In the initial phases of the network, Hedera is a permissioned network, meaning one in which an entity or person must have permission from Hedera to host a node. Currently, all nodes in the Hedera network are operated by Hedera and Council members. Hedera is currently in the process of transitioning full operation of the nodes to the Council members. Learn more by reading the Understanding Decentralization of Hedera Hashgraph: The Path to Permissionless Network Nodes whitepaper.

 In the future, Hedera expects to allow other entities and persons to be able to host nodes on the Hedera network.
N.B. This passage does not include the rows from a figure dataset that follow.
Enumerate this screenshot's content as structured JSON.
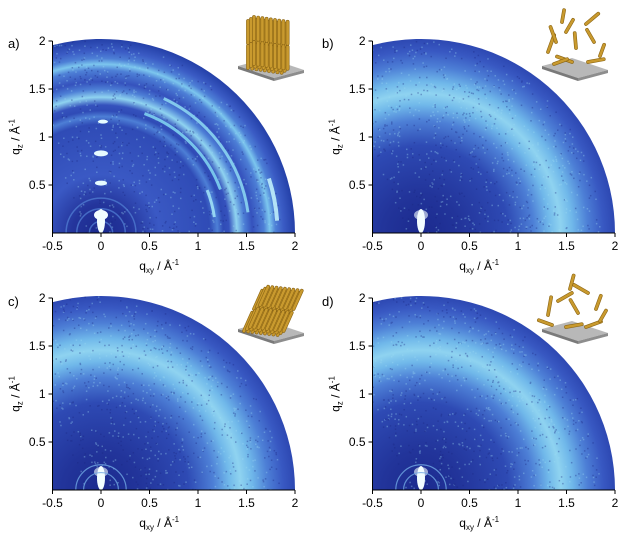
{
  "colors": {
    "background": "#ffffff",
    "map_outer": "#1b2a8e",
    "map_inner": "#3a59c4",
    "ring_mid": "#4d7fd6",
    "ring_bright": "#8fd3f0",
    "ring_peak": "#c9f0fb",
    "rod": "#c99a2e",
    "rod_dark": "#8a6414",
    "substrate": "#9a9a9a"
  },
  "chart_data": [
    {
      "type": "heatmap",
      "panel_label": "a)",
      "xlabel": {
        "base": "q",
        "sub": "xy",
        "mid": " / Å",
        "sup": "-1"
      },
      "ylabel": {
        "base": "q",
        "sub": "z",
        "mid": " / Å",
        "sup": "-1"
      },
      "xlim": [
        -0.5,
        2
      ],
      "ylim": [
        0,
        2
      ],
      "x_ticks": [
        "-0.5",
        "0",
        "0.5",
        "1",
        "1.5",
        "2"
      ],
      "y_ticks": [
        "0.5",
        "1",
        "1.5",
        "2"
      ],
      "inset": "vertical-rod-stack",
      "rings": [
        0.35,
        0.52,
        0.83,
        1.18,
        1.31,
        1.53,
        1.73,
        1.82
      ]
    },
    {
      "type": "heatmap",
      "panel_label": "b)",
      "xlabel": {
        "base": "q",
        "sub": "xy",
        "mid": " / Å",
        "sup": "-1"
      },
      "ylabel": {
        "base": "q",
        "sub": "z",
        "mid": " / Å",
        "sup": "-1"
      },
      "xlim": [
        -0.5,
        2
      ],
      "ylim": [
        0,
        2
      ],
      "x_ticks": [
        "-0.5",
        "0",
        "0.5",
        "1",
        "1.5",
        "2"
      ],
      "y_ticks": [
        "0.5",
        "1",
        "1.5",
        "2"
      ],
      "inset": "random-rods",
      "rings": [
        1.45
      ]
    },
    {
      "type": "heatmap",
      "panel_label": "c)",
      "xlabel": {
        "base": "q",
        "sub": "xy",
        "mid": " / Å",
        "sup": "-1"
      },
      "ylabel": {
        "base": "q",
        "sub": "z",
        "mid": " / Å",
        "sup": "-1"
      },
      "xlim": [
        -0.5,
        2
      ],
      "ylim": [
        0,
        2
      ],
      "x_ticks": [
        "-0.5",
        "0",
        "0.5",
        "1",
        "1.5",
        "2"
      ],
      "y_ticks": [
        "0.5",
        "1",
        "1.5",
        "2"
      ],
      "inset": "tilted-rod-stack",
      "rings": [
        1.45
      ]
    },
    {
      "type": "heatmap",
      "panel_label": "d)",
      "xlabel": {
        "base": "q",
        "sub": "xy",
        "mid": " / Å",
        "sup": "-1"
      },
      "ylabel": {
        "base": "q",
        "sub": "z",
        "mid": " / Å",
        "sup": "-1"
      },
      "xlim": [
        -0.5,
        2
      ],
      "ylim": [
        0,
        2
      ],
      "x_ticks": [
        "-0.5",
        "0",
        "0.5",
        "1",
        "1.5",
        "2"
      ],
      "y_ticks": [
        "0.5",
        "1",
        "1.5",
        "2"
      ],
      "inset": "random-rods-sparse",
      "rings": [
        1.45
      ]
    }
  ]
}
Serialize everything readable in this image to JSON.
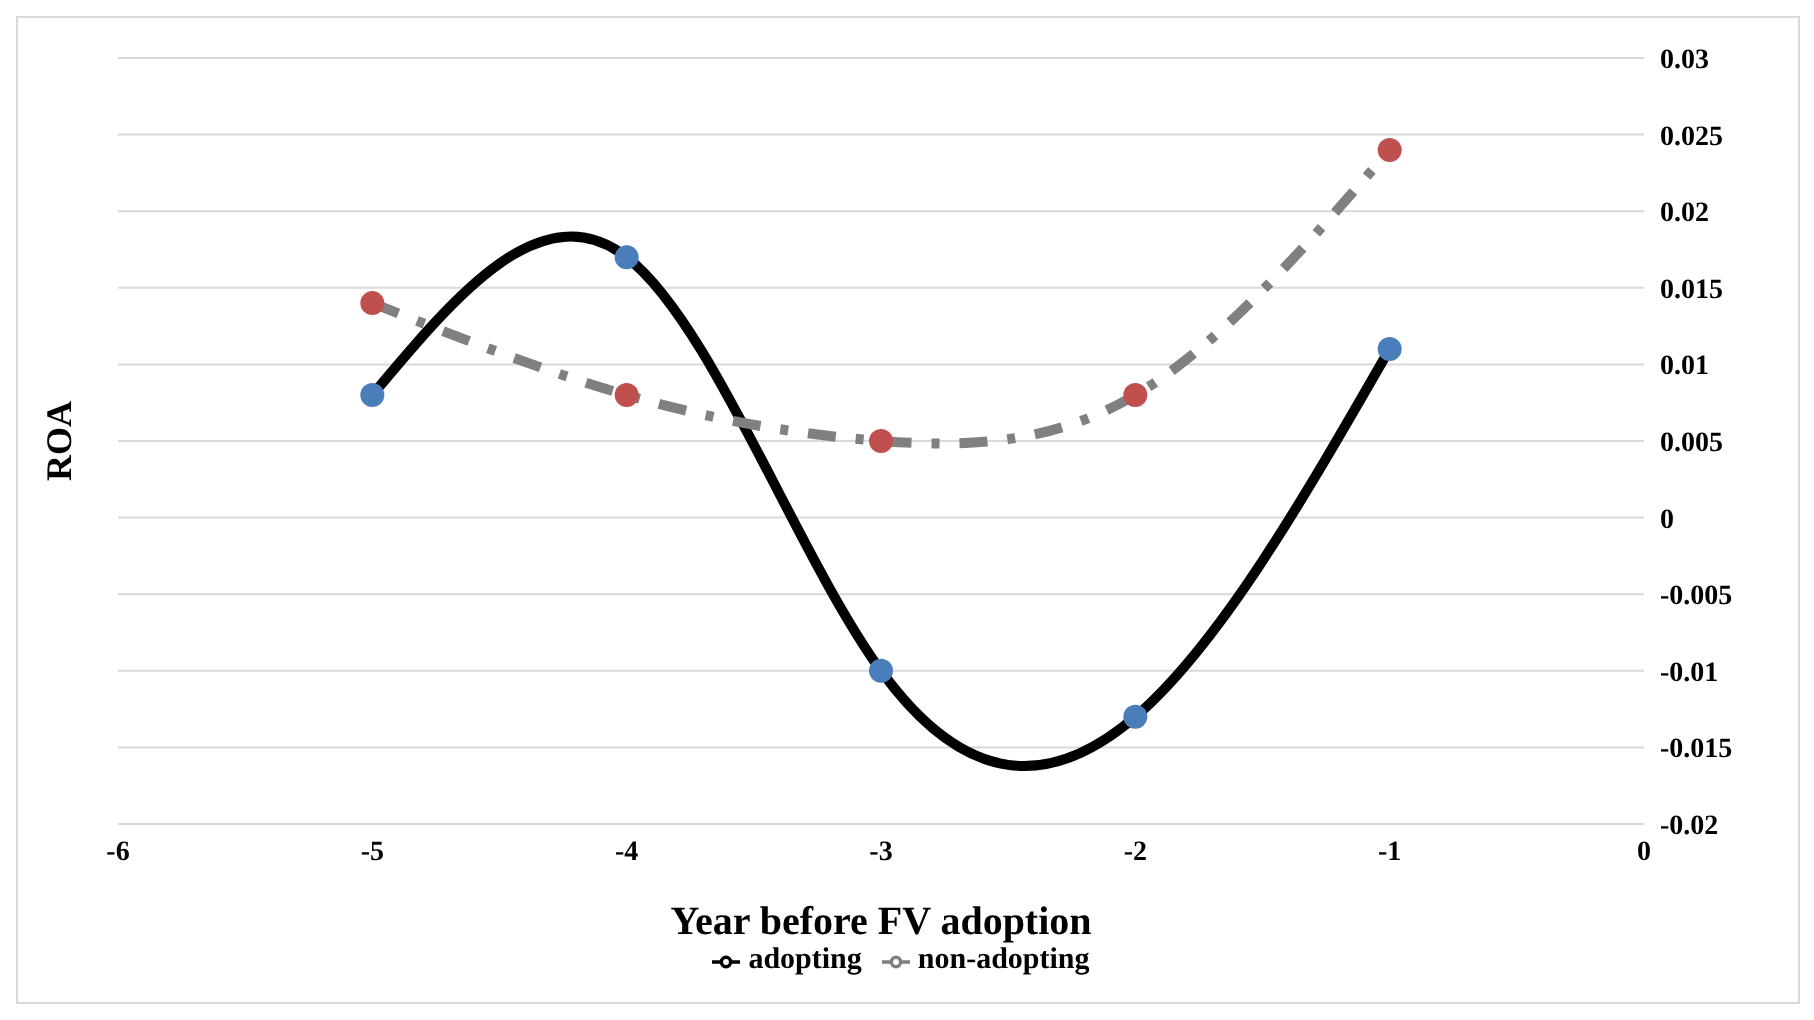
{
  "chart_data": {
    "type": "line",
    "xlabel": "Year before FV adoption",
    "ylabel": "ROA",
    "x": [
      -5,
      -4,
      -3,
      -2,
      -1
    ],
    "series": [
      {
        "name": "adopting",
        "color": "#000000",
        "colors": [
          "#4a7ebb",
          "#4a7ebb",
          "#4a7ebb",
          "#4a7ebb",
          "#4a7ebb"
        ],
        "line_style": "solid",
        "values": [
          0.008,
          0.017,
          -0.01,
          -0.013,
          0.011
        ]
      },
      {
        "name": "non-adopting",
        "color": "#808080",
        "colors": [
          "#c0504d",
          "#c0504d",
          "#c0504d",
          "#c0504d",
          "#c0504d"
        ],
        "line_style": "dashed",
        "values": [
          0.014,
          0.008,
          0.005,
          0.008,
          0.024
        ]
      }
    ],
    "xlim": [
      -6,
      0
    ],
    "xticks": [
      -6,
      -5,
      -4,
      -3,
      -2,
      -1,
      0
    ],
    "ylim": [
      -0.02,
      0.03
    ],
    "yticks": [
      -0.02,
      -0.015,
      -0.01,
      -0.005,
      0,
      0.005,
      0.01,
      0.015,
      0.02,
      0.025,
      0.03
    ],
    "grid": "y",
    "legend": "bottom",
    "marker": "circle"
  }
}
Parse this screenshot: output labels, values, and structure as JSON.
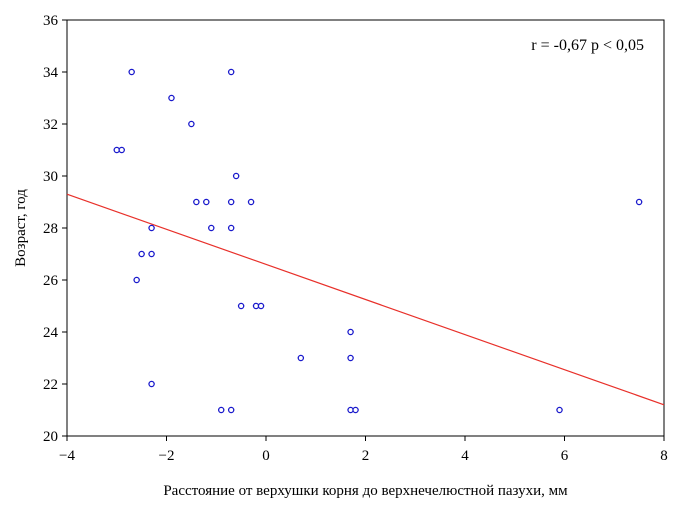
{
  "chart_data": {
    "type": "scatter",
    "title": "",
    "xlabel": "Расстояние от верхушки корня до верхнечелюстной пазухи, мм",
    "ylabel": "Возраст, год",
    "xlim": [
      -4,
      8
    ],
    "ylim": [
      20,
      36
    ],
    "xticks": [
      -4,
      -2,
      0,
      2,
      4,
      6,
      8
    ],
    "yticks": [
      20,
      22,
      24,
      26,
      28,
      30,
      32,
      34,
      36
    ],
    "grid": false,
    "annotation": "r = -0,67 p < 0,05",
    "points": [
      {
        "x": -2.7,
        "y": 34
      },
      {
        "x": -0.7,
        "y": 34
      },
      {
        "x": -1.9,
        "y": 33
      },
      {
        "x": -1.5,
        "y": 32
      },
      {
        "x": -3.0,
        "y": 31
      },
      {
        "x": -2.9,
        "y": 31
      },
      {
        "x": -0.6,
        "y": 30
      },
      {
        "x": -1.4,
        "y": 29
      },
      {
        "x": -1.2,
        "y": 29
      },
      {
        "x": -0.7,
        "y": 29
      },
      {
        "x": -0.3,
        "y": 29
      },
      {
        "x": 7.5,
        "y": 29
      },
      {
        "x": -2.3,
        "y": 28
      },
      {
        "x": -1.1,
        "y": 28
      },
      {
        "x": -0.7,
        "y": 28
      },
      {
        "x": -2.5,
        "y": 27
      },
      {
        "x": -2.3,
        "y": 27
      },
      {
        "x": -2.6,
        "y": 26
      },
      {
        "x": -0.5,
        "y": 25
      },
      {
        "x": -0.2,
        "y": 25
      },
      {
        "x": -0.1,
        "y": 25
      },
      {
        "x": 1.7,
        "y": 24
      },
      {
        "x": 0.7,
        "y": 23
      },
      {
        "x": 1.7,
        "y": 23
      },
      {
        "x": -2.3,
        "y": 22
      },
      {
        "x": -0.9,
        "y": 21
      },
      {
        "x": -0.7,
        "y": 21
      },
      {
        "x": 1.7,
        "y": 21
      },
      {
        "x": 1.8,
        "y": 21
      },
      {
        "x": 5.9,
        "y": 21
      }
    ],
    "regression_line": {
      "x": [
        -4,
        8
      ],
      "y": [
        29.3,
        21.2
      ]
    },
    "colors": {
      "points": "#1a1acc",
      "line": "#e8302a",
      "axis": "#000000"
    }
  }
}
Through Hedera’s planned proof-of-stake consensus model, hbars will play a key role in protecting the network against certain forms of cyberattacks.

 In any permissionless DLT network, anyone can run a node that participates in consensus. In addition, it is trivial to stand up numerous virtual nodes.  As a result, there is a need to guard against malicious actors that seek to disrupt the network and prevent it from reaching consensus on transactions. Hackers can disrupt consensus (in any permissionless network) by obtaining control of one-third of the network’s total consensus voting power. permissionless DLT networks need a scarce resource to secure the network against such attacks.

In “proof-of-stake” DLT systems, the network’s native cryptocurrency serves as that scarce resource. Rather than each node having an equal vote, a node’s ability to influence the consensus order of transactions is proportional to the amount of coins the node holds (i.e., its “stake”). The particular manner in which a node’s stake relates to achieving consensus varies from platform to platform, but it always occurs through the platform’s algorithm and is in some way proportional to a node’s stake of cryptocurrency. In typical proof-of-stake systems, all of the platform’s coins are created at the launch of the network (e.g., all 50 billion hbars were created at the time of the Hedera network’s launch).  In Hedera’s proof-of-stake system, hbars function as the limited resource to protect the network. Any distributed ledger using the hashgraph consensus algorithm will achieve consensus on a transaction when the voting involves more than two-thirds of the network’s voting power. A malicious attacker, then, would need to attain one-third of the total voting power over consensus to disrupt the network.